Official Russian statements on the recent conflict between Israel and Hamas indicate Moscow is looking for a larger diplomatic role.

On May 21, the Russian Foreign Ministry expressed support for the Israel-Hamas cease-fire and called for an urgent meeting of the Middle East Quartet to prevent a relapse into conflict. These comments built on other Russian statements that called earlier for a cease-fire in Gaza and a pathway toward a lasting peace. On May 14, President Vladimir Putin claimed that the Israel-Gaza conflict threatened Russia’s security and on May 19, the Russian Foreign Ministry warned Israel that further civilian casualties in Gaza would be “unacceptable.” The head of the Russian State Duma Foreign Affairs Committee Leonid Slutsky also reiterated Russia’s willingness to host negotiations on a Palestinian-Israeli settlement.

Russia’s response to the recent events in Gaza reflects its desire to expand its diplomatic role in the Israeli-Palestinian peace process.
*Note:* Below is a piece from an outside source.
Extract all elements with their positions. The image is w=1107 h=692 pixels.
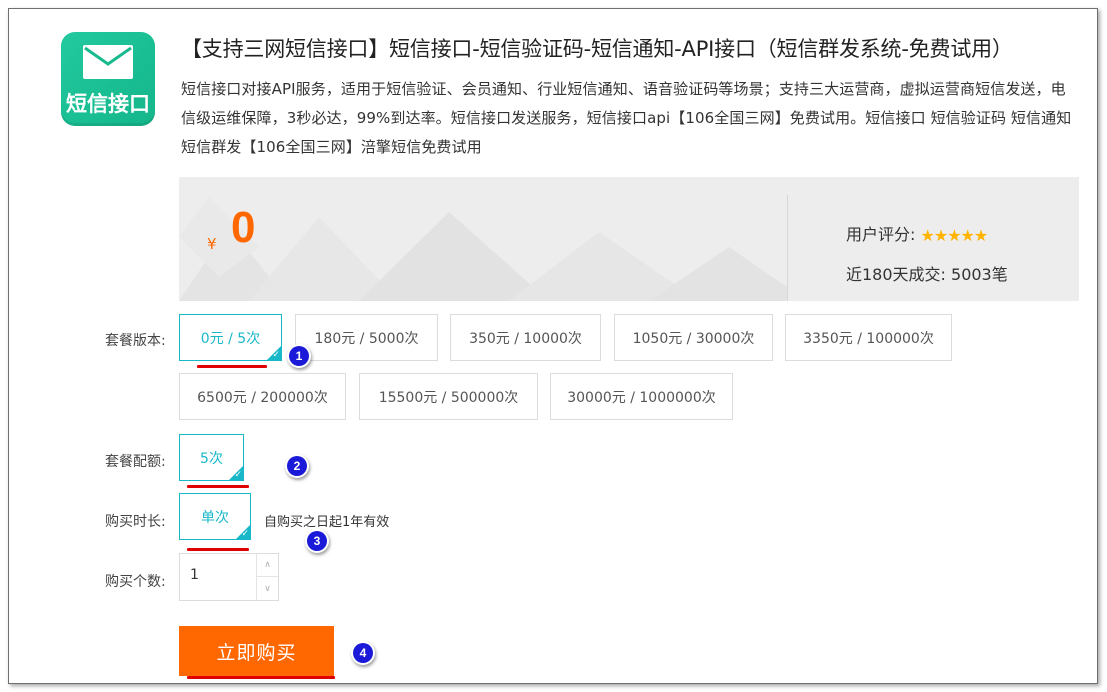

On March 31, Russian Foreign Minister Sergey Lavrov restated Moscow’s wish to host Israeli-Palestinian peace talks and noted that Israeli Prime Minister Benjamin Netanyahu and his Palestinian counterpart Mahmoud Abbas both expressed a willingness to accept Russian mediation. During the conflict, Russia engaged in shuttle diplomacy with the warring parties and external stakeholders to facilitate a cease-fire. After the deputy chairman of Hamas’s political bureau, Moussa Abu Marzouk, told Russian Deputy Foreign Minister Mikhail Bogdanov on May 12 that Hamas desired a cease-fire, Russia consulted with Egypt, Jordan, US Secretary of State Anthony Blinken and UN Secretary General Antonio Guterres on ending the conflict.